Netzwerk Apostolische Geschichte und NAK NRW vor Gebäude-Deal

Hobby-Historiker sollen alte Kirche bekommen

Dortmund/Bielefeld. Dem „Netzwerk Apostolische Geschichte“ soll ein nicht mehr als Kirche genutztes Gebäude der Neuapostolischen Kirche Nordrhein-Westfalen zur Verfügung gestellt werden. Dort wird voraussichtlich das Archiv des Geschichtsnetzwerkes unterkommen. Die Menge an Material ist mittlerweile so groß geworden, dass eine Unterbringung in privaten Räumlichkeiten praktisch nicht mehr möglich ist – und ständig kommt neues Material hinzu.
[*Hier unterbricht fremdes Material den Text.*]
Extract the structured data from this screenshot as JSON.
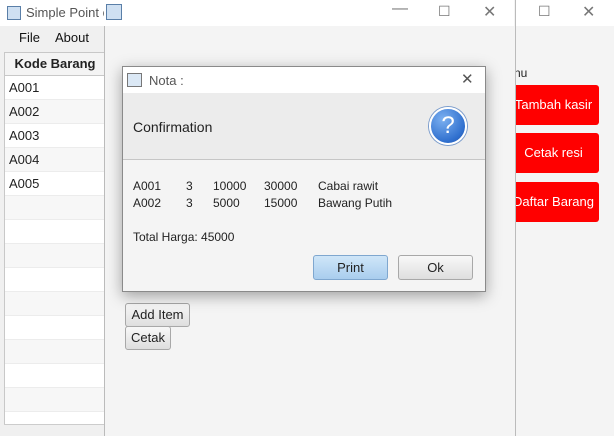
{
  "main_window": {
    "title": "Simple Point o",
    "menu": [
      "File",
      "About"
    ]
  },
  "table": {
    "header": "Kode Barang",
    "rows": [
      "A001",
      "A002",
      "A003",
      "A004",
      "A005"
    ]
  },
  "right_panel": {
    "label": "nu",
    "buttons": [
      "Tambah kasir",
      "Cetak resi",
      "Daftar Barang"
    ]
  },
  "form": {
    "add_item": "Add Item",
    "cetak": "Cetak"
  },
  "dialog": {
    "title": "Nota :",
    "header": "Confirmation",
    "lines": [
      {
        "kode": "A001",
        "qty": "3",
        "harga": "10000",
        "subtotal": "30000",
        "nama": "Cabai rawit"
      },
      {
        "kode": "A002",
        "qty": "3",
        "harga": "5000",
        "subtotal": "15000",
        "nama": "Bawang Putih"
      }
    ],
    "total": "Total Harga: 45000",
    "print_label": "Print",
    "ok_label": "Ok"
  },
  "colors": {
    "accent_red": "#ff0000",
    "print_button": "#b5d6f2",
    "question_icon": "#2f6fce"
  }
}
Die Geheimniskrämerei ist derzeit noch groß, denn der Handel ist noch lange nicht in trockenen Tüchern; derzeit wird ein geeignetes Gebäude gesucht. Infrage kommen dürften vor allem solche profanierten Kirchen, die am Immobilienmarkt zu einem vertretbaren Preis nicht veräußert werden können. Denn klar ist: Zum Verkehrswert wird das Netzwerk Apostolische Geschichte keinen Erwerb vornehmen können. Möglich sind darum drei Varianten: Eine Schenkung, eine Veräußerung zum Symbolpreis oder die Einräumung eines Nutzungsrechtes unter Verbleib des Gebäudes im Eigentum der NAK.

Letztgenannte Variante darf als unwahrscheinlich gelten. Eine solche dauerhafte Abhängigkeit könnte sich für das Netzwerk zu einem Bumerang entwickeln – schließlich bedeutet dies ein permanentes Angewiesensein auf das Wohlwollen der nordrhein-westfälischen Kirchenleitung, was – zumindest theoretisch – bei unliebsamen Projekten der Hobby-Historiker in Erpressbarkeit münden könnte. Wahrscheinlicher ist deshalb, sollte der Deal nicht platzen, dass das Eigentum per Schenkung oder zum Symbolpreis an das Netzwerk übergeht.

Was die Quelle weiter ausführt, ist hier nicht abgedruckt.